Selfie. Informal. A photograph that one has taken of oneself, typically one taken with a smartphone or webcam and shared via social media.
I take a lot of selfies.
Interestingly enough, not because I think I look amazing, but for the opposite reason. I never really felt I looked good enough.
I started off hesitantly, but soon discovered that with the right lighting, knowing how to pose, and choosing good filters, one could work a little magic.
I started off taking full-body shots because I had all these pretty clothes lying around that I never wore anymore, and I wanted to show them off. My kids were very young at the time, and I didn’t really go out. Not for a long while. I took them out all the time, on playdates, to the beach, to the park…but I never went out for me.
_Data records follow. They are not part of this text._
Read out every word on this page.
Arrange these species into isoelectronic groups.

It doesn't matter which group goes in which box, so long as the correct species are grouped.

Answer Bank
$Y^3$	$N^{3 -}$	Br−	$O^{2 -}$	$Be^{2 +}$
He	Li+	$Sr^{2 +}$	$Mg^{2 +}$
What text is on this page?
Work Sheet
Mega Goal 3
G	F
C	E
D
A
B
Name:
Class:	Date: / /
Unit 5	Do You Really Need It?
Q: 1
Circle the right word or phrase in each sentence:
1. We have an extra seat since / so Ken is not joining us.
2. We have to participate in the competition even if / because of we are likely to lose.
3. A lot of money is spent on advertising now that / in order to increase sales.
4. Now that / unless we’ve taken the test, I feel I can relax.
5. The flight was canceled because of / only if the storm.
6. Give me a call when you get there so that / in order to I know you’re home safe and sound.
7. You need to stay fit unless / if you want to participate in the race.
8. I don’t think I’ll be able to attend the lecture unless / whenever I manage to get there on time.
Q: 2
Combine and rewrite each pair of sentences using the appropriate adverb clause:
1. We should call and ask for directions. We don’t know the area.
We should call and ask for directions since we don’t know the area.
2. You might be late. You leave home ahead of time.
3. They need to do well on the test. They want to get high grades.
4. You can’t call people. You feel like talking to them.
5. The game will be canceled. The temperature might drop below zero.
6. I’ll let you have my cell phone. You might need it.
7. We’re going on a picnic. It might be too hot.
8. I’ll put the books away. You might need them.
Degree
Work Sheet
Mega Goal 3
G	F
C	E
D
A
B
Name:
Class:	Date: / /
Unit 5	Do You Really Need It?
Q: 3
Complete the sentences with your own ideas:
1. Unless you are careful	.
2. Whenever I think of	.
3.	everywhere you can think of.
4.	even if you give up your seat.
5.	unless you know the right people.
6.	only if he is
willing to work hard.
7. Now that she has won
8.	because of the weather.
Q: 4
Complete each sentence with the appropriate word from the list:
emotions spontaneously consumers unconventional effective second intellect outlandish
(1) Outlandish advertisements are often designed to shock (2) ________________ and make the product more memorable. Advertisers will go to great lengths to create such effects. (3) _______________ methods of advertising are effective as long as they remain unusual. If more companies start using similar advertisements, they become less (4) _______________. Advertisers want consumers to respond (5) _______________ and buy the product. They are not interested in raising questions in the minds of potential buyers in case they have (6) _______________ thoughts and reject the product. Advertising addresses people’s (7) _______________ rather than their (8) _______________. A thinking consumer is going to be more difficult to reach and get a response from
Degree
No parties, no dinners, not even a coffee date without the kids.
So, I rarely had any reason to really dress up.
And I’ve always loved dressing up…so, along came the selfies.
A portrait of the artist, by herself.
It became almost addictive…taking them. Styling my hair and doing my makeup to go with each outfit, I discovered how I could, with a bit of creativity, make myself look like more than I thought I was.
More like who I wanted to be.
Yet they, the selfies, certainly aren’t all 100 percent shiny, happy, or perfect—there is a haunting sadness hidden behind some of my past selfies. A desperate loneliness.
I tried so hard to be seen.
Not waving but drowning.
I ramped up the selfie taking during the first lockdown, whilst suffering with bad anxiety. Sometimes, I couldn’t catch my breath, and having something to focus on helped.
With hindsight, I wonder if I was also (subconsciously) trying to give myself a bit of self-love. A little dose of kindness.
As it kind of did that for me, you know? Sometimes, I would start to believe in myself a little bit more.
Every selfie is a little project.
They were not, and are not, just pictures. They are expressions.
Sometimes born of sadness.
Sometimes born of happiness.
Either way, they always end up out in the open, eventually making their way into the light, and bringing me with them.
It’s a double-edged sword, isn’t it?
There can be so much loneliness within selfie taking. The picture you take of yourself, by yourself.
Most of my photos captured during and after that first lockdown were taken alone in my room or alone on my walks.
I was so lonely.
And yet, taking our own picture comes with a stigma that doesn’t come with a picture taken by another.
Often people think that selfies are rooted in vanity. And sometimes they are—but perhaps not so much in the adoration of oneself, as in the process of learning to adore oneself.
And why not?
I like to express myself with them—the artist in me insists on it.
But this is not (only) about me.
Look at the selfies you see on your timeline and in your stories. And look behind them.
Look at the people behind them.
Do you really see them?
There is a girl, trying to get over a broken heart.
There is a boy who got bullied at school, now building himself up at the gym.
That woman showing off her amazing body, she used to be obese.
There is a man who simply has no one to talk to.
And there is a woman who has struggled with her own self-worth for too long.
There is nothing wrong with loving ourselves.
There is nothing wrong with being kind to ourselves.
There is nothing wrong with trying to make ourselves feel good.
We take pictures of things we like, of things we love, and of things we want to remember.
It is empowering, when you post a good selfie.
You are telling yourself:
I am confident.
I am important.
I am beautiful.
Listen to the kind words you say to yourself.
After all, in the words of Marisa Peer:
“The most important words you will ever hear in your entire life, are the words you say to yourself.”